Adult wild-type (WT) zebrafish (Danio rerio) were maintained at 28.5 °C on a 14 h/10 h light/dark cycle under standard aquaculture conditions. Fertilized eggs were collected by natural spawning. Embryos were raised in embryo medium: 1.5 mmol HEPES, pH 7.1–7.3, 17.4 mmol NaCl, 0.21 mmol KCl, 0.12 mmol MgSO₄, and 0.18 mmol Ca(NO₃)₂ at 28.5 °C.
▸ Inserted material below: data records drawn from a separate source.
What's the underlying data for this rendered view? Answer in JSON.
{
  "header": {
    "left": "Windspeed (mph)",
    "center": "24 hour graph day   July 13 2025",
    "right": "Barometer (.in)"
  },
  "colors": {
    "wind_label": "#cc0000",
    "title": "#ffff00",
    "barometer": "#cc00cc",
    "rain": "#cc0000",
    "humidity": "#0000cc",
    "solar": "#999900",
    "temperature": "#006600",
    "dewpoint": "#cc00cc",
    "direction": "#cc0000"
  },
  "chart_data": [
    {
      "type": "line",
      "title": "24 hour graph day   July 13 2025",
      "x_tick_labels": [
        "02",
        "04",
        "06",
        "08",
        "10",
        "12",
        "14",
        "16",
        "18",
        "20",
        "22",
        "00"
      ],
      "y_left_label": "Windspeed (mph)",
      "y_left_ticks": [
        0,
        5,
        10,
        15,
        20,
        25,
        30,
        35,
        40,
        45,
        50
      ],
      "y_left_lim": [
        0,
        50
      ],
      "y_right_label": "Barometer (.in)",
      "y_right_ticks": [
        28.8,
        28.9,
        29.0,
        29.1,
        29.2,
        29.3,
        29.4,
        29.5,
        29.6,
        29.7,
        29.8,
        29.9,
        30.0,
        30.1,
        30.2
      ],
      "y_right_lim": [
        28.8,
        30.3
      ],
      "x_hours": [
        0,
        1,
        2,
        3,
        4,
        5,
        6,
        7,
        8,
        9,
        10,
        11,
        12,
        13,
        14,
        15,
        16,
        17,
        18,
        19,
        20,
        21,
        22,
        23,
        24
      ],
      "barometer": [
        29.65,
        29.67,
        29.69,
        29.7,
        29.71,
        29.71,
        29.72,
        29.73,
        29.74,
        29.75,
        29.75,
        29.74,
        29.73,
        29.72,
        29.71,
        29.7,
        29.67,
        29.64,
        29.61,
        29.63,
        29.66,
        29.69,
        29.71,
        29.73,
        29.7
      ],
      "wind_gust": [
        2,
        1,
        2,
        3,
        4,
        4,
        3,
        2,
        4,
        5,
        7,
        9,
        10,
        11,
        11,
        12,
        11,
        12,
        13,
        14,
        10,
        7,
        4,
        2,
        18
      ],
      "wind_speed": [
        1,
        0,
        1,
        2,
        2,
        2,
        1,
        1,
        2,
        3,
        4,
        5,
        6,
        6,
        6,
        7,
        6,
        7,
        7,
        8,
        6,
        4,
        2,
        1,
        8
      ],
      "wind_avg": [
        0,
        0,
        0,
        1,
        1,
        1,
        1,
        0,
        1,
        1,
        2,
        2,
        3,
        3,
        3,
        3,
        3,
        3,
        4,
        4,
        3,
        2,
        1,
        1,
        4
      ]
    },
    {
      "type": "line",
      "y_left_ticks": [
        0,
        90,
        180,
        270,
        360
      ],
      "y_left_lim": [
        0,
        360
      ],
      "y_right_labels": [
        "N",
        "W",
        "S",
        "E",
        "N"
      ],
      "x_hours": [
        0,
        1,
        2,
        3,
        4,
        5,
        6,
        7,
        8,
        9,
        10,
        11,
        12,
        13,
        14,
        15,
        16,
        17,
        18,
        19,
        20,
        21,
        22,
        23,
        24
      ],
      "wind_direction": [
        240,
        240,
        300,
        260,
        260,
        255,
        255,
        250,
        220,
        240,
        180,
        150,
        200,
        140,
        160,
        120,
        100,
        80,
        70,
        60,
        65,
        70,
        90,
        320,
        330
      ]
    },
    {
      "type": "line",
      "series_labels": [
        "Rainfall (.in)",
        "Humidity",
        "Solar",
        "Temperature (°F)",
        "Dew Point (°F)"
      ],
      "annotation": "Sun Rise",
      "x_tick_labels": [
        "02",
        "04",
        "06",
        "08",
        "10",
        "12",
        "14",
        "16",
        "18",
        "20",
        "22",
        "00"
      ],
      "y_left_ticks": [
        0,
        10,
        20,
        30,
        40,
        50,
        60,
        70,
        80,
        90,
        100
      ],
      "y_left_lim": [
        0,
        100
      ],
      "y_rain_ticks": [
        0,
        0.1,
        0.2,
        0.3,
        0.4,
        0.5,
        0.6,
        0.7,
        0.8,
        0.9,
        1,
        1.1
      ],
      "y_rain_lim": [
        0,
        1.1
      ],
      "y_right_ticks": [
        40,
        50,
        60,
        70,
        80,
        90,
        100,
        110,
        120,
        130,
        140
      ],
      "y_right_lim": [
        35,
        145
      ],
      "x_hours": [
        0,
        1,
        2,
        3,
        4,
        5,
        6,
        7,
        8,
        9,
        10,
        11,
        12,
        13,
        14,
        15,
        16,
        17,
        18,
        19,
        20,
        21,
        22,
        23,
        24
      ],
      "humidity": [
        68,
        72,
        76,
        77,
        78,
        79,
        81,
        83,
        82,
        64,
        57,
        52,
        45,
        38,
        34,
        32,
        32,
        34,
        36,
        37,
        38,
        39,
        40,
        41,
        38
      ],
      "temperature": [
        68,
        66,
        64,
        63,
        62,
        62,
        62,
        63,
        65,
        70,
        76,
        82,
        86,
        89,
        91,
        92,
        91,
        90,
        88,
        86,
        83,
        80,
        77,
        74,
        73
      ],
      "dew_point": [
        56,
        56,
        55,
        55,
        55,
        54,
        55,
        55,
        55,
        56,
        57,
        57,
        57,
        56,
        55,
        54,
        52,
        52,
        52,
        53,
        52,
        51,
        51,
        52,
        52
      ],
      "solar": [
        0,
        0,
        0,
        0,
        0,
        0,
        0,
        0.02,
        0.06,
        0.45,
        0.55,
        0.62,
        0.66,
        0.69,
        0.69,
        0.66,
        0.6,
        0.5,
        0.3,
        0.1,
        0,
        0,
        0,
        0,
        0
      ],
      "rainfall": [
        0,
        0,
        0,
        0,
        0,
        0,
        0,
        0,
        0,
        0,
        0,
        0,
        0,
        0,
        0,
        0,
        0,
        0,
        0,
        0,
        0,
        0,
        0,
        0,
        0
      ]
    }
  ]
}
4.7.2. Evaluation of Toxicity

Six EOs, i.e., 6, 8, 9, 10, 13, and 19, were selected for toxicity assays, which were performed according to Organization for Economic Co-operation and Development (OECD) guidelines for the testing of chemicals, with some modifications [57]. EOs that represented each of the chemotypes were dissolved in DMSO to obtain stock solutions at concentrations of 43.56 mg/mL (m/v). To acquire working concentrations, EOs were diluted in E3 medium, and DMSO was added to reach final concentration of 1%. All EOs were tested in two ranges of concentrations: 0.04356–0.4356 mg/mL and 0.4356–4.356 mg/mL. Four hours postfertilization (hpf), embryos were placed in a 48-well plate, with 5 embryos per well and 10 per concentration, and the tested solutions were added and changed every 24 h for the next three days. Embryos were incubated at 28.5 °C for 3 days with a 14:10 light–dark light cycle. After each 24 h period, embryos were checked under a microscope to check for any signs of toxicity (coagulation, abnormal somite, nondetachment of tail, heart and body development).

5. Conclusions

The obtained data indicate that the studied essential oils derived from Cymbopogon species showed potential antistaphylococcal effect. Among them, EO 14 (C. flexuosus), classified in the second chemotype, exhibited especially high activity (MIC = MBC = 0.5 mg/mL) against the reference MRSA. All examined EOs showed inhibition zones in direct TLC-bioautography assay, with highest visible activity being observed with chemotype II, especially EOs 14, 16, and 17 (C. flexuosus, C. schoenanthus). It is also interesting to note that studied essential oils have potential as antibiofilm agents. Unfortunately, they had no effect on biofilm eradication, even at concentrations of 16 mg/mL. Therefore, it is suggested that biofilm prevention is preferable to disruption and removal. The bactericidal effects of the tested EOs may be used for the prevention and treatment of infections caused by these microorganisms. EO 8 (C. martinii var. motia) was the most toxic agent in a zebrafish assay, while EO 13 (C. winterianus) was the least toxic. These results show that Cymbopogon essential oils are valuable antistaphylococcal agents.